Bogotá 2600 – It’s On and Poppin’
April 13th, 2008 | Published in Latest, Why
Modern office buildings tower over centuries-old cathedral spires. Yellow, bug-like taxis dart past ragged horse carts. The electric pulse of international house music compliments a full repertoire of folkloric standards from the provinces. Contemporary art galleries and explosions of graffiti. Boutique hotels and backpacker hostels. Theatre festivals and street performers. Five-star restaurants and five-thousand-peso luncheonettes. Highlife on 93rd and whores on 23rd. Ten minutes of equatorial sun and ten hours of ice-cold rain. Vast flatness leading to a jagged horizon of green mountains, Monserrate andthe Virgin Mary blessing the whole array. Developed-world comforts and developing-world chaos. Rags and riches. Bogotá is contrast, perched 2,600 meters above sea level. That’s high.
Hosting a burgeoning population of over eight million, Bogotá has almost shed its not-so-unearned reputation for insurgent violence and other such un-pleasantries. Almost. Battling both selective news reports and erroneous Hollywood imagery, most of the city’s renaissance has only been chronicled in Spanish-language media (which many English-speakers just don’t understand). But this year, the crown of the Colombian Andes caught the eye of The New York Times, which listed Bogotá in its “53 Places to Go in 2008,” and we consider it our duty to continue exposing the shiny new Bogotá as it joins Buenos Aires, Santiago, and São Paulo among the ranks of the continent’s world cities.
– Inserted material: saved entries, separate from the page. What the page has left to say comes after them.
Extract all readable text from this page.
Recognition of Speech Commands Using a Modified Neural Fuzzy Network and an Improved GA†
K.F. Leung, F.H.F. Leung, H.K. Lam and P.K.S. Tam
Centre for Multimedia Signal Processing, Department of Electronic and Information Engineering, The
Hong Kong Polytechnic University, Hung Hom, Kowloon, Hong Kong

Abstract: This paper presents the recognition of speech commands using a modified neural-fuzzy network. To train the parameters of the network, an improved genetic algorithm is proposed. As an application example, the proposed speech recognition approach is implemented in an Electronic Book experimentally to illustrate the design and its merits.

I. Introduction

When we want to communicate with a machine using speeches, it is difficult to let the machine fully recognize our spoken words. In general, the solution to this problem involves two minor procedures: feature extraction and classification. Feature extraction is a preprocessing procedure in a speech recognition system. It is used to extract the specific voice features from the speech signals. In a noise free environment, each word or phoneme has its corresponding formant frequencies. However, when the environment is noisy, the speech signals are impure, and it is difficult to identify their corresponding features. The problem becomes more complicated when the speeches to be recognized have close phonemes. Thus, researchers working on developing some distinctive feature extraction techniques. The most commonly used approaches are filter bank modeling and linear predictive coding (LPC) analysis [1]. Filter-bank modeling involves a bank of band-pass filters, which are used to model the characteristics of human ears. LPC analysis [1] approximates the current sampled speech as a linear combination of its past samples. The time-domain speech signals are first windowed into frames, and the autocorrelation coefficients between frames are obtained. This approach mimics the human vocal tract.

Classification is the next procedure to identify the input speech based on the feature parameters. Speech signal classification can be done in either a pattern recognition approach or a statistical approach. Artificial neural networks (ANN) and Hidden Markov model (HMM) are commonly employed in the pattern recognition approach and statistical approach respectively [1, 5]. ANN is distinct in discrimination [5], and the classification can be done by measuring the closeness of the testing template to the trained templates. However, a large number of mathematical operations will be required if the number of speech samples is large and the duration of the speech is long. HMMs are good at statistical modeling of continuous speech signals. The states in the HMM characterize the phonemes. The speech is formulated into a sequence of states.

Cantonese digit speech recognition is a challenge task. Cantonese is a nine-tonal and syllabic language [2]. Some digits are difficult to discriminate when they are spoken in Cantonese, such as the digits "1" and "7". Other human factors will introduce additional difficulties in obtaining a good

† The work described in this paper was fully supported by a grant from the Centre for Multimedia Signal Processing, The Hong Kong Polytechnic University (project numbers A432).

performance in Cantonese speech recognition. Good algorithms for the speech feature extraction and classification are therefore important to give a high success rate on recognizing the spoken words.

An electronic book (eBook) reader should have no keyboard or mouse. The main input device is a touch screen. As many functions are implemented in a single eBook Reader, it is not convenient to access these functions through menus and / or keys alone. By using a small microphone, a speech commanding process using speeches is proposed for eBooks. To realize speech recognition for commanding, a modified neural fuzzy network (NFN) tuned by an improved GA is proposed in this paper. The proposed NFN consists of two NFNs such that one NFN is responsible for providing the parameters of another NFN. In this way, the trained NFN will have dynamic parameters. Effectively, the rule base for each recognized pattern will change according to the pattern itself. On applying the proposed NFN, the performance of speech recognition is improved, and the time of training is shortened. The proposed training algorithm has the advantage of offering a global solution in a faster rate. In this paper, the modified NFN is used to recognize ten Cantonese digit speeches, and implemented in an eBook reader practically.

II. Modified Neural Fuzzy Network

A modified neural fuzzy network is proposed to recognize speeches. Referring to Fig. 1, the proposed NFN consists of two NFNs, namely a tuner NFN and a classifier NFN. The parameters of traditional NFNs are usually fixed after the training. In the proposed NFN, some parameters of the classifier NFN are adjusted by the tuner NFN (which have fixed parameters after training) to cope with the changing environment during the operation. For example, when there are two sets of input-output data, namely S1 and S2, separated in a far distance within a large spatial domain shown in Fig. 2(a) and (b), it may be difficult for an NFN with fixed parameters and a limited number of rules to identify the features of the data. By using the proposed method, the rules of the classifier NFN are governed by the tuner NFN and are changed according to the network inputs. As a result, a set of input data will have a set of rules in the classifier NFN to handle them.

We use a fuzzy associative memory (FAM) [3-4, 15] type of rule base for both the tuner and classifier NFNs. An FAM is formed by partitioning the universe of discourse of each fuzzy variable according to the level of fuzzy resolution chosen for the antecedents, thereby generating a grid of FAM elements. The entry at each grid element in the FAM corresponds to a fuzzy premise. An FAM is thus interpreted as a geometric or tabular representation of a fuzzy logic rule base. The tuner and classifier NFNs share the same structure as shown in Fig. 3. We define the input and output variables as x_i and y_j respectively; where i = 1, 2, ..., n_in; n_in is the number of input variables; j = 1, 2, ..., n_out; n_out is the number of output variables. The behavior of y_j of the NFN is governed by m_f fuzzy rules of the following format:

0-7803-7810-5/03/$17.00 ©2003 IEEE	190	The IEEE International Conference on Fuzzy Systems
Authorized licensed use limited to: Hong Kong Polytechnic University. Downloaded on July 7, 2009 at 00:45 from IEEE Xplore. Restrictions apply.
Bogotá 2600 is a gateway to the Bogotá that welcomes ever-increasing scores of foreign tourists—three times as many gringos since 2003—as well as foreign expatriates, planting roots in the city in the clouds. Here, English-speaking visitors and residents can discover the who’s, what’s, when’s, where’s, why’s, and how’s of Colombia’s on-and-poppin’ capital city. So welcome to the Cinderella of South America, where, as the country’s official tourism agency touts, “the only risk is wanting to stay.”